Is there another food that screams summer, so loudly and so enthusiastically, as tacos do? If there is, I can’t think of it. To me, the two go hand-in-hand and I find myself craving crunchy, fresh tacos multiple times a week (usually loaded up with sour cream—I’ve shown a lot of restraint here as none of these recipes include it!).
Another great thing about tacos: they’re almost impossible to mess up, making them the perfect dish for even the most novice of foodies to whip up at home. You can make something as simple as a vegetable taco, loaded high with sautéed vegetables, in a matter of minutes—perfect for satisfying your craving after a busy day at work. This trio of summer taco recipes is a bit more in-depth, but not by much. And the payoff? Huge delicious bites of homemade tacos. Very worth it, my friends. Very. Worth. It.
It’s hard to pick a favorite of the bunch, but if I had to, these pulled pork tacos might fall at the top of my list. The smokey BBQ flavor is super evocative of summer, while the cilantro and onion give them a bit of a crunch.
To make these, I used my (not-so-secret anymore) secret pulled pork recipe. Heck yes it’s good on its own, but there’s just something about wrapping it up in taco form that makes it even better. Top with thinly sliced red onions, fresh cilantro (always fresh) and crumbled cojita cheese—a very neutral, very mild Mexican cheese. Finish with a squeeze of lime juice and rejoice with all the meat eaters around you—this one is a winner.
Warning ahead: you might never cook shrimp the same way again after this recipe. It’s true; I’ve been making myself shrimp for dinner since I moved into my own apartment (they’re quick and healthy, so there ya have it), but since cooking up this recipe I literally refuse to make them any other way. Something about the combo of the honey and lime makes for the sweet-and-acidic perfect shrimp.
For this recipe, cook up some shrimp (I used about 10-12 in this recipe, but really you can just adjust the honey and lime according to how many shrimp you make. You can’t screw this up, promise!) in a skillet. I like to cook them fresh, with their shells on (it works too if you defrost shrimp that are still in their shells), flipping them occasionally until they get that telltale pink color. Allow to cool to the touch, then remove the shells and add the shrimp to a bowl. Add a bit of honey (1 tablespoon, if you’re cooking the amount of shrimp I did), lime juice (I used one lime) and lime zest, then mix to coat.
Add the shrimp to a taco shell, topping with sliced red cabbage (great for some crunch!) and cilantro lime avocado mush (basically just an avocado in a bowl with some chopped cilantro, salt, pepper and lime juice!). I call it mush because I don’t know what else to call it. Not-quite-guac? Seriously if you think of a better name, please pass it along. I’m at a loss! Regardless, it’s an essentially delicious addition to this taco and you shouldn’t hold the fact that it has a silly name against it. It’s delicious.
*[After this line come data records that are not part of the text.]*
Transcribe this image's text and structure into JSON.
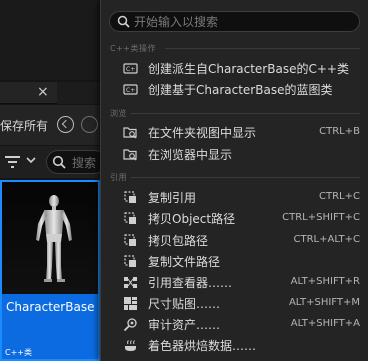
{
  "background": {
    "tab_close_glyph": "×",
    "toolbar_save_label": "保存所有",
    "search_placeholder": "搜索",
    "asset": {
      "name": "CharacterBase",
      "type": "C++类"
    }
  },
  "menu": {
    "search_placeholder": "开始输入以搜索",
    "sections": {
      "cpp": "C++类操作",
      "browse": "浏览",
      "references": "引用"
    },
    "items": {
      "create_derived": {
        "label": "创建派生自CharacterBase的C++类",
        "shortcut": ""
      },
      "create_blueprint": {
        "label": "创建基于CharacterBase的蓝图类",
        "shortcut": ""
      },
      "show_in_explorer": {
        "label": "在文件夹视图中显示",
        "shortcut": "CTRL+B"
      },
      "show_in_browser": {
        "label": "在浏览器中显示",
        "shortcut": ""
      },
      "copy_reference": {
        "label": "复制引用",
        "shortcut": "CTRL+C"
      },
      "copy_object_path": {
        "label": "拷贝Object路径",
        "shortcut": "CTRL+SHIFT+C"
      },
      "copy_package_path": {
        "label": "拷贝包路径",
        "shortcut": "CTRL+ALT+C"
      },
      "copy_file_path": {
        "label": "复制文件路径",
        "shortcut": ""
      },
      "reference_viewer": {
        "label": "引用查看器……",
        "shortcut": "ALT+SHIFT+R"
      },
      "size_map": {
        "label": "尺寸贴图……",
        "shortcut": "ALT+SHIFT+M"
      },
      "audit_assets": {
        "label": "审计资产……",
        "shortcut": "ALT+SHIFT+A"
      },
      "shader_cook": {
        "label": "着色器烘焙数据……",
        "shortcut": ""
      }
    }
  },
  "colors": {
    "menu_bg": "#242424",
    "selection_blue": "#0c6be0",
    "text": "#dcdcdc",
    "muted": "#6f6f6f"
  }
}
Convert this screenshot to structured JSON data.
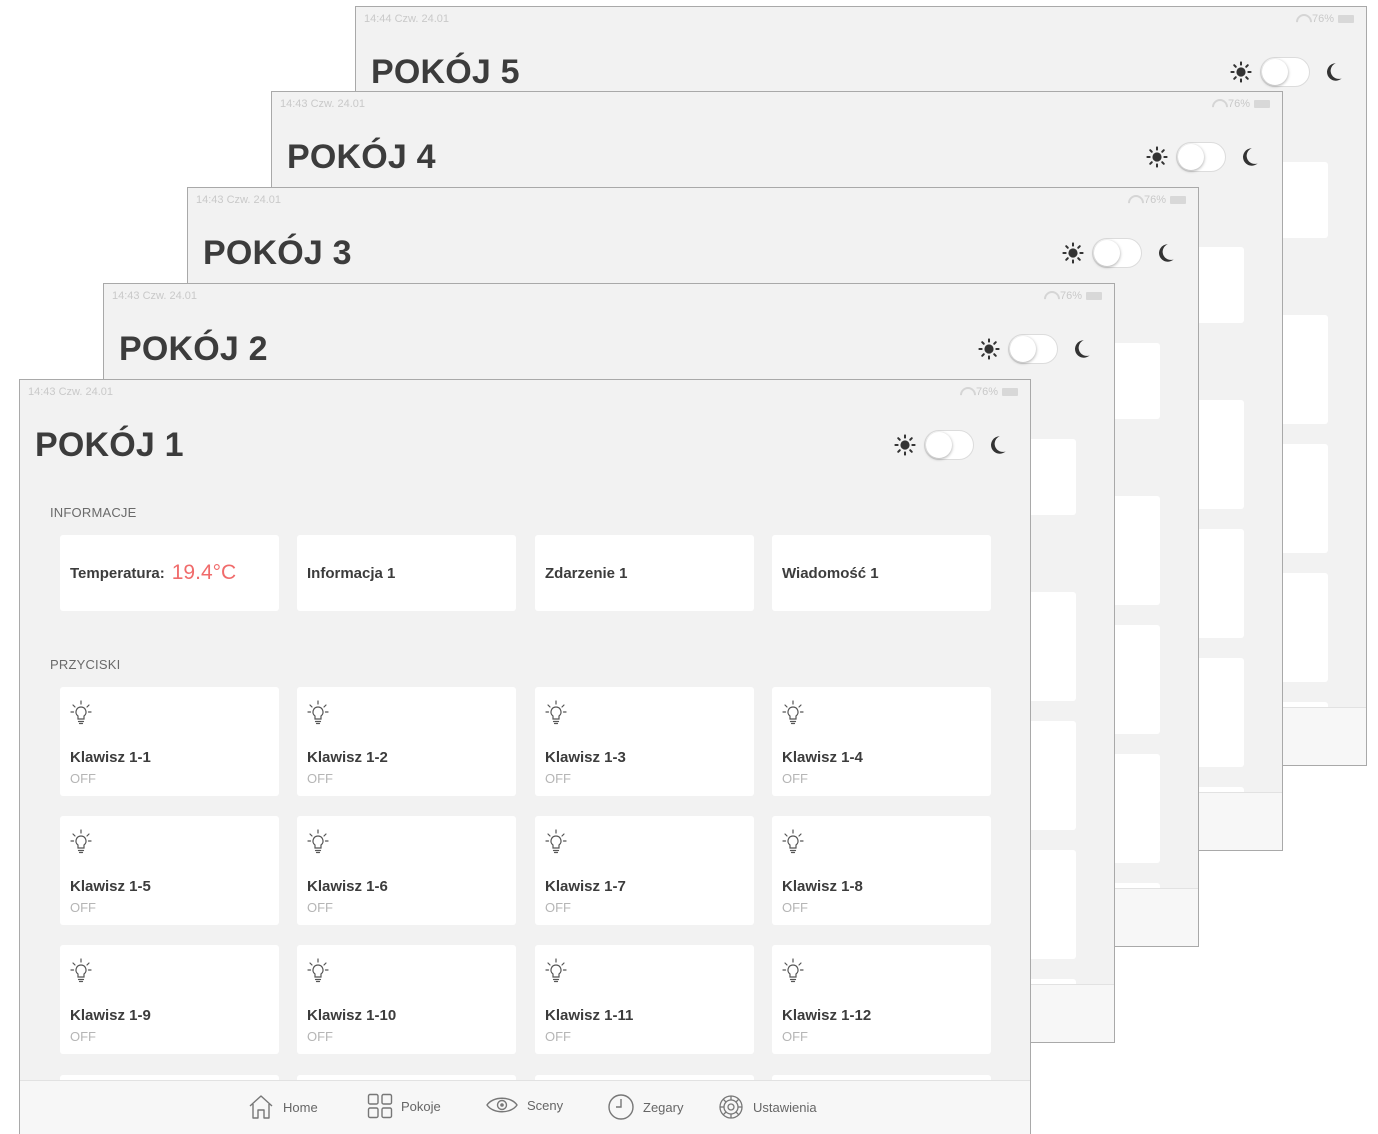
{
  "screens": [
    {
      "title": "POKÓJ 5",
      "status_left": "14:44  Czw. 24.01",
      "battery": "76%"
    },
    {
      "title": "POKÓJ 4",
      "status_left": "14:43  Czw. 24.01",
      "battery": "76%"
    },
    {
      "title": "POKÓJ 3",
      "status_left": "14:43  Czw. 24.01",
      "battery": "76%"
    },
    {
      "title": "POKÓJ 2",
      "status_left": "14:43  Czw. 24.01",
      "battery": "76%"
    },
    {
      "title": "POKÓJ 1",
      "status_left": "14:43  Czw. 24.01",
      "battery": "76%"
    }
  ],
  "main": {
    "info_section_label": "INFORMACJE",
    "temperature_label": "Temperatura:",
    "temperature_value": "19.4°C",
    "info_cards": [
      "Informacja 1",
      "Zdarzenie 1",
      "Wiadomość 1"
    ],
    "buttons_section_label": "PRZYCISKI",
    "buttons": [
      {
        "name": "Klawisz 1-1",
        "state": "OFF"
      },
      {
        "name": "Klawisz 1-2",
        "state": "OFF"
      },
      {
        "name": "Klawisz 1-3",
        "state": "OFF"
      },
      {
        "name": "Klawisz 1-4",
        "state": "OFF"
      },
      {
        "name": "Klawisz 1-5",
        "state": "OFF"
      },
      {
        "name": "Klawisz 1-6",
        "state": "OFF"
      },
      {
        "name": "Klawisz 1-7",
        "state": "OFF"
      },
      {
        "name": "Klawisz 1-8",
        "state": "OFF"
      },
      {
        "name": "Klawisz 1-9",
        "state": "OFF"
      },
      {
        "name": "Klawisz 1-10",
        "state": "OFF"
      },
      {
        "name": "Klawisz 1-11",
        "state": "OFF"
      },
      {
        "name": "Klawisz 1-12",
        "state": "OFF"
      }
    ]
  },
  "tabbar": {
    "home": "Home",
    "rooms": "Pokoje",
    "scenes": "Sceny",
    "clocks": "Zegary",
    "settings": "Ustawienia"
  },
  "colors": {
    "accent_temperature": "#f06b6b",
    "background": "#f2f2f2",
    "card": "#ffffff"
  }
}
Mmmmhmmmm. Fried food. Sometimes, there’s just nothing like it. If you’re a fish lover, you’ll love this beer battered recipe—it’s super light, crunchy and flakey. If you’re not a fish lover, I can’t make any promises—but you still might like it because hello, fried food.
- Filets of firm white fish, like tilapia
- Vegetable oil
- 1 cup flour
- 1 1/2 cups beer
- 1/4 cup corn starch
- 1 teaspoon baking powder
- 1 egg
- Salt and pepper
Add vegetable oil to a large skillet, about 1 1/2 inches high. Heat until it sizzles when a tiny bit of batter is dropped in (remove so it doesn’t burn). Coat your fish filet in flour, covering both sides. Shake of excess, then submerge the filet in the batter, allowing it to gain a thick coating. Gently place into the pan and allow to fry, flipping carefully when you’ve noticed that the bottle has hardened and browned (try not to move it around much until then). Cook until both sides are golden brown (about 4-5 minutes on each side). Remove from oil using tongs and allow to rest on a plate covered with paper towels.